Why managing container images on OpenShift is better than on Kubernetes
So you’ve decided to go with Kubernetes and started building your container images. Now the question is where to push them and how to manage them properly? It’s something that you don’t see on these “always working demos” and slides. You will have to deal with it sooner or later and it might be a real challenge. After all, both Kubernetes and OpenShift are build around the concept of container images that are instantiated in many containers with different configurations and settings.
Kubernetes transparent approach to container images
Let’s start with Kubernetes and its way of dealing with container images. It follows a simple unix philosophy - particular components do one thing and do it well. Putting them together (e.g. pods templates in Deployment with access exposed using Service based on labels) make it so powerful.
This simplicity has some drawbacks though. Containers are created from container images and are referenced in different resources. For example here is a sample Pod definition for a single container based on foo:1.0
image.
apiVersion: v1
kind: Pod
metadata:
name: foo
spec:
containers:
- image: foo:1.0
name: foo
One thing is clear here - this image has to exist already and Kubernetes needs to have an access to the origin registry. So the big question is - Why can’t we create images in the same way as we create pods, replicasets and other resources? And the answer is simple - there is no resource in Kubernetes responsible for building container image (yet?). That’s the missing piece in my opinion and is confusing a bit. So how do most people mamnage to build container images on Kubernetes? In the easiest, but definitely not the most secure and flexible way - just plain Docker with some tricks.
“Good”, old docker
There are a couple of choices you have when you want to build container images for Kubernetes. In general there are two ways:
- Build images outside Kubernetes using external tools, scripts, and other magic
- Build images inside Kubernetes using some combination of its resources
In almost all scenarios you will end up with our old friend - docker build
command. Although there are many other options (e.g. buildah) I suppose people will continue to use it for a long time.
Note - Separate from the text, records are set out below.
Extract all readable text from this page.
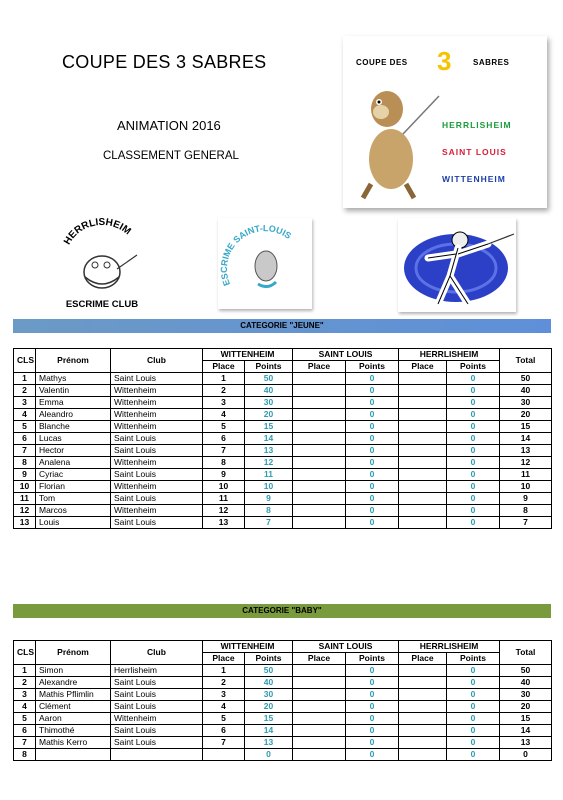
COUPE DES 3 SABRES
ANIMATION 2016
CLASSEMENT GENERAL
COUPE DES 3	SABRES
HERRLISHEIM
SAINT LOUIS
WITTENHEIM
HERRLISHEIM
ESCRIME CLUB
ESCRIME SAINT-LOUIS
CATEGORIE "JEUNE"
CLS	Prénom	Club	WITTENHEIM		SAINT LOUIS		HERRLISHEIM		Total
			Place	Points	Place	Points	Place	Points	
1	Mathys	Saint Louis	1	50		0		0	50
2	Valentin	Wittenheim	2	40		0		0	40
3	Emma	Wittenheim	3	30		0		0	30
4	Aleandro	Wittenheim	4	20		0		0	20
5	Blanche	Wittenheim	5	15		0		0	15
6	Lucas	Saint Louis	6	14		0		0	14
7	Hector	Saint Louis	7	13		0		0	13
8	Analena	Wittenheim	8	12		0		0	12
9	Cyriac	Saint Louis	9	11		0		0	11
10	Florian	Wittenheim	10	10		0		0	10
11	Tom	Saint Louis	11	9		0		0	9
12	Marcos	Wittenheim	12	8		0		0	8
13	Louis	Saint Louis	13	7		0		0	7
CATEGORIE "BABY"
CLS	Prénom	Club	WITTENHEIM		SAINT LOUIS		HERRLISHEIM		Total
			Place	Points	Place	Points	Place	Points	
1	Simon	Herrlisheim	1	50		0		0	50
2	Alexandre	Saint Louis	2	40		0		0	40
3	Mathis Pflimlin	Saint Louis	3	30		0		0	30
4	Clément	Saint Louis	4	20		0		0	20
5	Aaron	Wittenheim	5	15		0		0	15
6	Thimothé	Saint Louis	6	14		0		0	14
7	Mathis Kerro	Saint Louis	7	13		0		0	13
8				0		0		0	0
One major issue with that approach (especially implemented inside Kubernetes) is that you need to expose docker socket (or use tcp connection) directly to build agent (e.g. Jenkins) which is a huge security risk - this agent will be able to do anything with other containers running on the same host. Yes, I know there are many ways to make it more secure, but most people do it that way. Sad, but true (and insecure).
OpenShift with Kubernetes approach
If you’re new to OpenShift or you’ve come from Kubernetes world you might be tempted to follow the same approach. Fortunately, default restricted policy assigned to all new pods will prevent you from launching your Jenkins container with host’s docker socket mounted inside. You may try to change it, enforce it somehow, but a better approach is just sit down and ask yourself - Do I really want to expose my containers to danger just to build a container image? The only right answer is NO. Now it’s time to use something better and more secure.
Building and managing images with BuildConfig and ImageStream
Welcome to a better world with declarative resources for building container images (BuildConfig) and abstraction layer for them (ImageStream). Let’s start with BuildConfig first. It’s a resource that defines a way to build a container image and push it somewhere. Here’s an example definition:
apiVersion: v1
kind: BuildConfig
metadata:
name: foo-build
spec:
source:
git:
uri: "git@git.example.com:foo.git"
type: Git
strategy:
dockerStrategy:
noCache: true
output:
to:
kind: ImageStreamTag
name: foo:latest
That’s it - now you just need to create that object like you would with similar yaml definitions (e.g. oc apply -f foo-buildconfig.yaml
). This will create a new foo-build object that when started will do the following things:
- fetch files from git repository
- build a container image based on Dockerfile definition from that repo (in this example it would have to be in root directory)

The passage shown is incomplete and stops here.